Immediate Access to Staked Assets
One of the biggest advantages of liquid staking over traditional proof-of-stake staking is the ability to have immediate and unrestricted access to staked assets. With liquid staking, users can sell or use their assets in other exchanges whenever needed.
Ability to Obtain Loans with Staked Assets
In liquid staking, users receive a new token for every token they stake. These tokens can be used as collateral to obtain cryptocurrency loans. This allows users to gain more liquidity with their assets and take advantage of more financial opportunities.
Disadvantages of Liquid Staking
Although liquid staking addresses some of the problems of traditional staking in the cryptocurrency world, it is not without its drawbacks. Here are some of these disadvantages:
Increased Complexity and Systemic Risk
Liquid staking increases the complexity of the decentralized financial system by adding an extra layer. This complexity can lead to increased systemic risk, where a crisis or collapse in one part of the system can potentially affect the entire ecosystem like a domino effect. In other words, a problem in liquid staking can quickly spread to other parts of decentralized finance and cause market instability.

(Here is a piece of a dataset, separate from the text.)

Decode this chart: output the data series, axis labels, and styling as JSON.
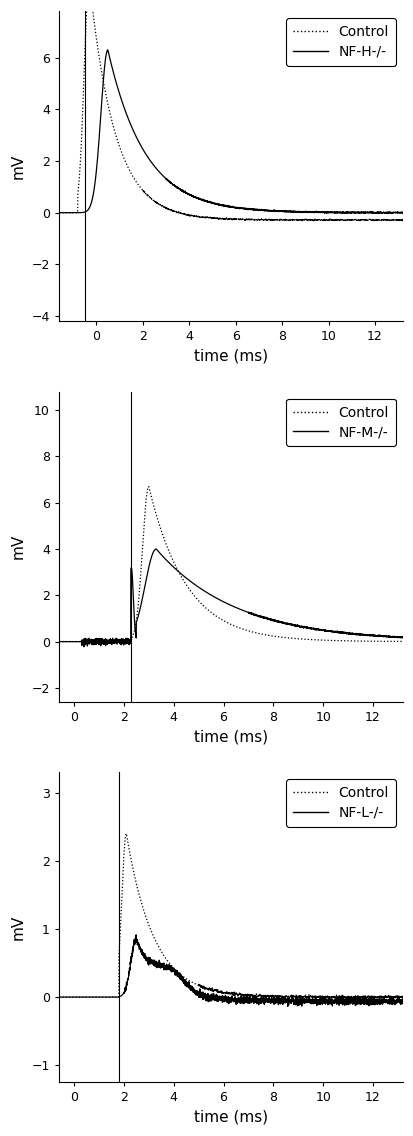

Vote Buying and Power Concentration
One of the disadvantages of liquid staking is the possibility of buying and selling voting rights. Participating in the governance decisions of a network is one of the most important features of staking. In liquid staking, voting rights can be sold and transferred to others. This mechanism is similar to proof-of-stake systems where the person with the most stake has the most voting power. The ability to transfer voting rights can increase the likelihood of power concentration, as large individuals or entities can buy voting rights to gain more decision-making power.
Slashing Risk
In proof-of-stake algorithms, one of the main risks is slashing. In proof-of-stake blockchains, slashing penalties are applied in case of dishonest behavior or inactivity by validators. These penalties can include losing a fixed amount of assets, a specific percentage of cryptocurrency, complete account termination for the validator, or temporary and permanent activity bans. These risks also exist in liquid staking, and users may be penalized in case of problems.

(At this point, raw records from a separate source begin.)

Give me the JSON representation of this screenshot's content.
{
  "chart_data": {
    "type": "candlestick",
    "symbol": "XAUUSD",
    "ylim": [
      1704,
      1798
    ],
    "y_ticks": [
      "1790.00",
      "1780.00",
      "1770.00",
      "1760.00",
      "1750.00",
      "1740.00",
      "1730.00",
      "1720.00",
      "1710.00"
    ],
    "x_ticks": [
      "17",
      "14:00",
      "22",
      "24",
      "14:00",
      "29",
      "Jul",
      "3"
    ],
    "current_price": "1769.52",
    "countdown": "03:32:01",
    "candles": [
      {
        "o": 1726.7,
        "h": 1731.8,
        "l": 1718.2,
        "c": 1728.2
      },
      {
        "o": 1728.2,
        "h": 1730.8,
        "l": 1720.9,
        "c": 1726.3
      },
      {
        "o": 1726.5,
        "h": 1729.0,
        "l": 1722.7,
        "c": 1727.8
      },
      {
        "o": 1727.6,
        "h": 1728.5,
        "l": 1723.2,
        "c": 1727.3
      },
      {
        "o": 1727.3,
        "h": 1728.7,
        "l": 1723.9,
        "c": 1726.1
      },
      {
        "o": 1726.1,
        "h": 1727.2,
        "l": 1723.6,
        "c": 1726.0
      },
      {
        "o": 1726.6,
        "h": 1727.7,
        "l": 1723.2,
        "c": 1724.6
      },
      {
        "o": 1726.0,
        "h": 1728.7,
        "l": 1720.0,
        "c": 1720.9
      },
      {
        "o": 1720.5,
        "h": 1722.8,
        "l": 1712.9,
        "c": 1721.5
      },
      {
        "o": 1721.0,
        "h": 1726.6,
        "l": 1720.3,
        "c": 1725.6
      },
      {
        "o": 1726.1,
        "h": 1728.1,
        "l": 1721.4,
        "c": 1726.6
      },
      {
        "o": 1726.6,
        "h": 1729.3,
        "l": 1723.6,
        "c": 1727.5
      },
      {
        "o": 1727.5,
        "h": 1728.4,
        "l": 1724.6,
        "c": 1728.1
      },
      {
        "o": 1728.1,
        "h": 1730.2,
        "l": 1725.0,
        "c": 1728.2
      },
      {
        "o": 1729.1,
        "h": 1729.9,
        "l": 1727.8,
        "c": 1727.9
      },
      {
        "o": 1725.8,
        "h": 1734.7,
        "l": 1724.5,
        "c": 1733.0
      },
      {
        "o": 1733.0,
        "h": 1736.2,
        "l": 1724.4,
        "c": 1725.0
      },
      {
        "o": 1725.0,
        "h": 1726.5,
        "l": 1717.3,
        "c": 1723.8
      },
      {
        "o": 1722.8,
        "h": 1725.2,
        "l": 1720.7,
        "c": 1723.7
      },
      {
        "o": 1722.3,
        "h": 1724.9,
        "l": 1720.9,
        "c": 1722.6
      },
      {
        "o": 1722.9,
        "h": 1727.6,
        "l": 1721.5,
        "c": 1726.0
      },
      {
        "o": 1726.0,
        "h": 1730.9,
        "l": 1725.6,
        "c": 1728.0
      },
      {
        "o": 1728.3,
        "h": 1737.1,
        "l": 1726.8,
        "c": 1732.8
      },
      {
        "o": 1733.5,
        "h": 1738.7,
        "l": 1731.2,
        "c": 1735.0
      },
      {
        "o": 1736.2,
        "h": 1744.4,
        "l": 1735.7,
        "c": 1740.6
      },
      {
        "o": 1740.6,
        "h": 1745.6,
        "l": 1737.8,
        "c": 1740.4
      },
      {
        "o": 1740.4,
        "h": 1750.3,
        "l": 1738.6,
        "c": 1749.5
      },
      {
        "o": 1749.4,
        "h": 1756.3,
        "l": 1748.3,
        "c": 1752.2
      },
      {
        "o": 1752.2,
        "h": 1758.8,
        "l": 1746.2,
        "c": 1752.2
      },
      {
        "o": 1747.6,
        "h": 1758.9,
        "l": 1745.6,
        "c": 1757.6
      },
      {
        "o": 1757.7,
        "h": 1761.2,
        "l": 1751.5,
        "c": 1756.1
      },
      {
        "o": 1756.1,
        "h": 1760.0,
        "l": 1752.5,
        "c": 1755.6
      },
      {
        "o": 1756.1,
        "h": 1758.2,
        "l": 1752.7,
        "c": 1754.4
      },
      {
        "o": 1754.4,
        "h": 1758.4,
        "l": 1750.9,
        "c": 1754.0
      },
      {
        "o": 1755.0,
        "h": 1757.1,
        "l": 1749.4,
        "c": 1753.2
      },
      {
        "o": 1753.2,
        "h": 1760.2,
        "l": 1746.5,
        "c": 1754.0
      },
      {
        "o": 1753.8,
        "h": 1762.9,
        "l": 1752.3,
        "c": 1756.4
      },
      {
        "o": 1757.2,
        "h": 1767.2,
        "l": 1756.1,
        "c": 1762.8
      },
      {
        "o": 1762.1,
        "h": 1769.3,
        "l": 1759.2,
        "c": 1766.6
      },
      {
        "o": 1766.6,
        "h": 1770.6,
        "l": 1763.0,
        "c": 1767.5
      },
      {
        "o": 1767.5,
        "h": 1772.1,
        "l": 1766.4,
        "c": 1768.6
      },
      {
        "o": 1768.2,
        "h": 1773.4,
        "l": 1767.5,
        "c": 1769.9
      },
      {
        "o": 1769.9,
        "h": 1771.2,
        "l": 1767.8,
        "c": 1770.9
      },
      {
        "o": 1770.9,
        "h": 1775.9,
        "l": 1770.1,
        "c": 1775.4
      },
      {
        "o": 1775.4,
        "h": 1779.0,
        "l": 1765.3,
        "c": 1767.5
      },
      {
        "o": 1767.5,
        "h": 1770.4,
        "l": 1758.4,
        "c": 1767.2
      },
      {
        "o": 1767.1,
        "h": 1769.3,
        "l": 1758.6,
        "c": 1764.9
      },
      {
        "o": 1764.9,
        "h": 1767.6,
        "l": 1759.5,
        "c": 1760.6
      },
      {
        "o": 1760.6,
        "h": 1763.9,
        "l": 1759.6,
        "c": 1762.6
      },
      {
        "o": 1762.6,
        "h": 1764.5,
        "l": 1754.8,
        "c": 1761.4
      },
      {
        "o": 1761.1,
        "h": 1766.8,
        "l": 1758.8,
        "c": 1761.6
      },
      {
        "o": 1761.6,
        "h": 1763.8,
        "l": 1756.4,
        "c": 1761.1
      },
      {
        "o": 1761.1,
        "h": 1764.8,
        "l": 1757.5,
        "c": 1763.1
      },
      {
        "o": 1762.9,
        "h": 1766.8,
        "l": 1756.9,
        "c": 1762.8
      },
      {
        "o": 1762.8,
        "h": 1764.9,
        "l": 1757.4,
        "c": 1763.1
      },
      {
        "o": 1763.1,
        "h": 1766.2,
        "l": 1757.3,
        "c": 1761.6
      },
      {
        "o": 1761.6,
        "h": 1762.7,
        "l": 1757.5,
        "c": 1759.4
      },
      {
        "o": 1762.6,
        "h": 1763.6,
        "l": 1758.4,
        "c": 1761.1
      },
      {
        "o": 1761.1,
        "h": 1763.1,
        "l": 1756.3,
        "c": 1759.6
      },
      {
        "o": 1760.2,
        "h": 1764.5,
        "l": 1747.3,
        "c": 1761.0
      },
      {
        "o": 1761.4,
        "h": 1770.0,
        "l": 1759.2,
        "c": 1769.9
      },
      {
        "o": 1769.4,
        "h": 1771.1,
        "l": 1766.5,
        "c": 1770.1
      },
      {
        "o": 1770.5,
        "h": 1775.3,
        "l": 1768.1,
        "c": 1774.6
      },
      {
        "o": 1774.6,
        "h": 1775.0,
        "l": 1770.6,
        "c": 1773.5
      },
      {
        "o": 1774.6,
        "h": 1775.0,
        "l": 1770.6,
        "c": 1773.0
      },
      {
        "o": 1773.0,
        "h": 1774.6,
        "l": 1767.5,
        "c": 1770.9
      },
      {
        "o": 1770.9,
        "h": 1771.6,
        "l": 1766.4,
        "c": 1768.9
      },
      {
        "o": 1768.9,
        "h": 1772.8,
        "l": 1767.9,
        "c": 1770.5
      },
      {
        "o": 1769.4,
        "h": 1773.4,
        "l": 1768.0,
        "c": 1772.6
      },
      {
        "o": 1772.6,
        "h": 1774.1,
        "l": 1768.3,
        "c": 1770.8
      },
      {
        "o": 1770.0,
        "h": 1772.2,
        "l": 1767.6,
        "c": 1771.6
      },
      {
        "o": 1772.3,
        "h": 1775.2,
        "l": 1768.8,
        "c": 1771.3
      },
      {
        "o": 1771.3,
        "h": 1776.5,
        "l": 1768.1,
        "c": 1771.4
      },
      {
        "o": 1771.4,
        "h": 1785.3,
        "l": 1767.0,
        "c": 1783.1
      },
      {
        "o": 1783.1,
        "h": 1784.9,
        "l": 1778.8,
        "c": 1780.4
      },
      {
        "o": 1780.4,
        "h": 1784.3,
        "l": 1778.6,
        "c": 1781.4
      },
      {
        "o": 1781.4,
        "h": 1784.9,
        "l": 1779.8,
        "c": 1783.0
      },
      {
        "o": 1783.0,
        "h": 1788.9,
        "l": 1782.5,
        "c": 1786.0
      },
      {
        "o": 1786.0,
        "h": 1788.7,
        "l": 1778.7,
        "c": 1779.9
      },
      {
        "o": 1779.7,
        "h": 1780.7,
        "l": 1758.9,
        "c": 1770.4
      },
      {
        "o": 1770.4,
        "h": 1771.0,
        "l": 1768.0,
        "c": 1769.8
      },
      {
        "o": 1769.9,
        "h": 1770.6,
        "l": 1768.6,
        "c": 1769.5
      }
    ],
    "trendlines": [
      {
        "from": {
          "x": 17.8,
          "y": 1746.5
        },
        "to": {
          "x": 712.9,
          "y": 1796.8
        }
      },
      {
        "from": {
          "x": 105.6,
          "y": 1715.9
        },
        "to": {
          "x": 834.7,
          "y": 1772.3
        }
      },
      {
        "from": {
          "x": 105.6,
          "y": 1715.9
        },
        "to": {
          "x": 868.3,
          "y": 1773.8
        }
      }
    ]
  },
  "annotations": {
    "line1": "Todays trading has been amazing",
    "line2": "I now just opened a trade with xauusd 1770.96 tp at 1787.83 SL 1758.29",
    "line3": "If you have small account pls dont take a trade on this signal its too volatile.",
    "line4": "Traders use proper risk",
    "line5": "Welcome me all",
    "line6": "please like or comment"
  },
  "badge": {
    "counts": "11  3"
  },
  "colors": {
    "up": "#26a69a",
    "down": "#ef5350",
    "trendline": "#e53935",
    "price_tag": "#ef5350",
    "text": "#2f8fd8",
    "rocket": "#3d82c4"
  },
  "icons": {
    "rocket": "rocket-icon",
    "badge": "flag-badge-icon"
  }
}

Reduced Profits Due to Intermediaries
In liquid staking, using platforms and intermediaries to manage assets can reduce user profits. These intermediaries usually charge fees for their services, which can decrease the overall profit for users.
Security Risks
Adding extra layers to the staking process can introduce new security risks. Intermediary platforms and protocols may be exposed to cyberattacks, putting user assets at risk. Additionally, potential errors and vulnerabilities in the smart contracts used in liquid staking can lead to asset loss.
Conclusion
Overall, liquid staking offers more advantages compared to traditional staking protocols. With this mechanism, investors no longer need to wait until the end of the staking period to access their funds. This method is not only more convenient but also allows for increased rewards by investing liquid tokens in other platforms.
However, it is essential not to overlook the potential problems and risks in this field. Issues with smart contracts, price fluctuations, high costs, and events like bankruptcy and problems with liquid staking platforms can ultimately lead to user losses.
Therefore, it is recommended to thoroughly research the platform's credibility, returns, costs, and existing rules before staking on these platforms. This careful review can help reduce risks and increase the security of your investment.